Un œdème de réexpansion pulmonaire (ORP) est une complication souvent rencontrée en médecine humaine, survenant dans 14 % des cas de drainage de pneumothorax ; 83 % des ORP sont associés à cet acte [10, 11]. Un auteur a suggéré que l’ORP est plus fréquent lorsque des poumons en collapsus chronique sont rapidement réexpandus par une pression pleurale négative [15]. Il est cité comme une cause de mortalité postopératoire après correction chirurgicale des HDT, les chats semblant davantage à risque que les chiens [2, 5, 16]. Une étude portant sur 56 chiens traités pour HDT rapporte que 45 % (5 sur 11) des morts en phase postopératoire sont dues à un ORP [5]. Ce dernier est décrit pour la première fois chez le chien en 1965 par Walker et Hall [13]. Sa physiopathologie est complexe et probablement multifactorielle. Plusieurs mécanismes sont incriminés : une augmentation de la perméabilité vasculaire pleurale (favorisant la perte de la pression pleurale négative nécessaire à la réexpansion pulmonaire), des anomalies du surfactant, une augmentation de la pression dans les artères pulmonaires lors de la réexpansion des poumons, une migration des leucocytes dans les alvéoles pulmonaires et un phénomène d’ischémie de reperfusion (PIR) [7, 12]. La diminution de synthèse du surfactant survient lors d’hypoventilation et nécessite une pression inspiratoire plus élevée pour dilater les poumons, ce qui favorise des dommages sur les cellules épithéliales (effet “barotrauma”) [17]. Le PIR est un syndrome associé à une ischémie tissulaire temporaire. Le retour des organes dans la cavité abdominale lors de la réduction de la hernie génère une reperfusion tissulaire qui libère des produits métaboliques toxiques (potassium, enzymes lysosomiales et radicaux libres oxygénés) [3]. La libération massive de ces métabolites entraîne des dommages multi-organiques à hauteur des cellules endothéliales, favorisant l’apparition d’un œdème pulmonaire [17]. Les poumons atélectasiés sont aussi soumis au PIR. Pendant la herniorraphie, le collapsus pulmonaire est exacerbé par le pneumothorax induit par l’ouverture de la cavité abdominale, mais la mise en place d’une ventilation à pression positive intermittente (IPPV) maintient une ventilation effective. Cependant, l’IPPV joue un rôle central dans le développement de l’ORP [17].

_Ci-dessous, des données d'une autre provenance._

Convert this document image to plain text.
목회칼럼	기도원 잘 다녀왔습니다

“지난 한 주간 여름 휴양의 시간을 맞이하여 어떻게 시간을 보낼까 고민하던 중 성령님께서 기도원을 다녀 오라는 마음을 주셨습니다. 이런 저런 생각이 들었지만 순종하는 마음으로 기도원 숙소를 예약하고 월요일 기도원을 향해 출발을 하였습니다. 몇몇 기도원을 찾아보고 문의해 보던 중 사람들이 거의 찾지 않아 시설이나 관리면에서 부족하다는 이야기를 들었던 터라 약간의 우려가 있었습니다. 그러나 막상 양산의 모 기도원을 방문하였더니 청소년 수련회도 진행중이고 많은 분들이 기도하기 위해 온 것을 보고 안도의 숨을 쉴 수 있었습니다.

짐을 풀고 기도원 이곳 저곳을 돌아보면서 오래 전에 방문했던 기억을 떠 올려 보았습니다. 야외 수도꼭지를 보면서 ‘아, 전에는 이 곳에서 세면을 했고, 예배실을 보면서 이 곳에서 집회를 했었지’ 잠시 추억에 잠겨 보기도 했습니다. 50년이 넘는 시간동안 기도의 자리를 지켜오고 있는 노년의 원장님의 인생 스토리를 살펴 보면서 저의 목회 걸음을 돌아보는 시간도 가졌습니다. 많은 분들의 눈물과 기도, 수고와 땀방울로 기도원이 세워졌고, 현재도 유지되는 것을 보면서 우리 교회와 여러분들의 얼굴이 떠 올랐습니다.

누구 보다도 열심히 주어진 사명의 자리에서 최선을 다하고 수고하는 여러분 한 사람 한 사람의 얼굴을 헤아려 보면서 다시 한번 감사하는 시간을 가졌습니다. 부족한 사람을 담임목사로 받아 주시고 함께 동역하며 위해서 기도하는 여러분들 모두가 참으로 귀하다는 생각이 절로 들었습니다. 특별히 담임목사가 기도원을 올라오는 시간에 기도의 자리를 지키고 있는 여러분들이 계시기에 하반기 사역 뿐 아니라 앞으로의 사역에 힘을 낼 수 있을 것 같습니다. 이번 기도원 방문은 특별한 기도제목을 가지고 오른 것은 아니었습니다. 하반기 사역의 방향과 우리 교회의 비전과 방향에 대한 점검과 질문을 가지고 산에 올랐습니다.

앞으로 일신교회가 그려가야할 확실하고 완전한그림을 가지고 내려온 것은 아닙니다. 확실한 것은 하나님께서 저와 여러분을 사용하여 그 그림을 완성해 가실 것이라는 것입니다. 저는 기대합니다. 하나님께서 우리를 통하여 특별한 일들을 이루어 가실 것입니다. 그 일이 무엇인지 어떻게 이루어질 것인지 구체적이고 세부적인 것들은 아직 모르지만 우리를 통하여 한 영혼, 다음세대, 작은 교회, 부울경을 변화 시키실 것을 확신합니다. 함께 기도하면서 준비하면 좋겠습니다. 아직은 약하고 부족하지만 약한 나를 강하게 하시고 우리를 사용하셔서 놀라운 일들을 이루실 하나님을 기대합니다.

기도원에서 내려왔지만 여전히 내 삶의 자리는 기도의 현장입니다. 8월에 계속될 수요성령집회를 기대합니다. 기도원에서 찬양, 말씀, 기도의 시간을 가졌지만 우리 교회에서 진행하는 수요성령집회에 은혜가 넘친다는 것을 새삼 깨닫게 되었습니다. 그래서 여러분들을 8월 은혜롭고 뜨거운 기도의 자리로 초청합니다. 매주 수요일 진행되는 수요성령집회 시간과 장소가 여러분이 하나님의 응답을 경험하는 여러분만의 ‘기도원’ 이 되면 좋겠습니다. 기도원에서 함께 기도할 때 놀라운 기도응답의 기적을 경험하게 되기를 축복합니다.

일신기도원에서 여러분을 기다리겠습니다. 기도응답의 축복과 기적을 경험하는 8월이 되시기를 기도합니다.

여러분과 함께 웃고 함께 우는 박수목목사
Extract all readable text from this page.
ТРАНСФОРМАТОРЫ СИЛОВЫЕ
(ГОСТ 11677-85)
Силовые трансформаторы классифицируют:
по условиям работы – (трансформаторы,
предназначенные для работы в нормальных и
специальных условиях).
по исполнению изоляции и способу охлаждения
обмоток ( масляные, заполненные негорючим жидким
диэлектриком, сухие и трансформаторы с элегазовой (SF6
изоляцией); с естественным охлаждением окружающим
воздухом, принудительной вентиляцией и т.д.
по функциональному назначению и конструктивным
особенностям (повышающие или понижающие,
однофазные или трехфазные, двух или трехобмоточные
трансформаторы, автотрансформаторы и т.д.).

Recommandations chirurgicales

Les signes cliniques d’ORP surviennent rapidement (dans les minutes) après le rétablissement d’une pression pleurale négative physiologique [17]. Le diagnostic est établi sur la base d’une auscultation pulmonaire et confirmé par un examen radiographique thoracique. Forcer la réexpansion des poumons en fin de chirurgie pour rétablir un “vide pleural” n’est pas une pratique recommandée. Une IPPV doit être maintenue pendant toute la durée de l’intervention en veillant au respect des “bonnes pratiques de ventilation”. L’IPPV se réalise avec un volume élevé et une pression faible (inférieure à 20 mmHg) [4, 8]. Une ventilation à pression élevée et à faible volume peut favoriser un effet “barotrauma” conduisant à une déchirure des alvéoles pulmonaires ou à une extravasation du liquide plasmatique dans la lumière des alvéoles [17]. Dans cette étude, l’utilisation d’un ventilateur pour assurer une IPPV explique probablement le faible pourcentage d’ORP (un chat et un chien tous deux morts). Les lobes atélectasiés qui ne se réexpandent pas avec une pression d’insufflation de 15 à 20 mmHg sont laissés collabés et un drain thoracique est mis en place. Le drainage du pneumothorax sur plusieurs heures en phase postopératoire assure le rétablissement progressif d’une pression pleurale négative favorisant une réexpansion pulmonaire lente [17]. Cependant, le rythme de drainage n’a pas été étudié.

Le traitement chirurgical doit être envisagé le plus rapidement possible une fois l’animal stabilisé sur les plans hémodynamique et ventilatoire. Le respect des bonnes pratiques de ventilation et le recours systématique à un drain thoracique postopératoire limiteraient la survenue de complications fatales comme l’ORP.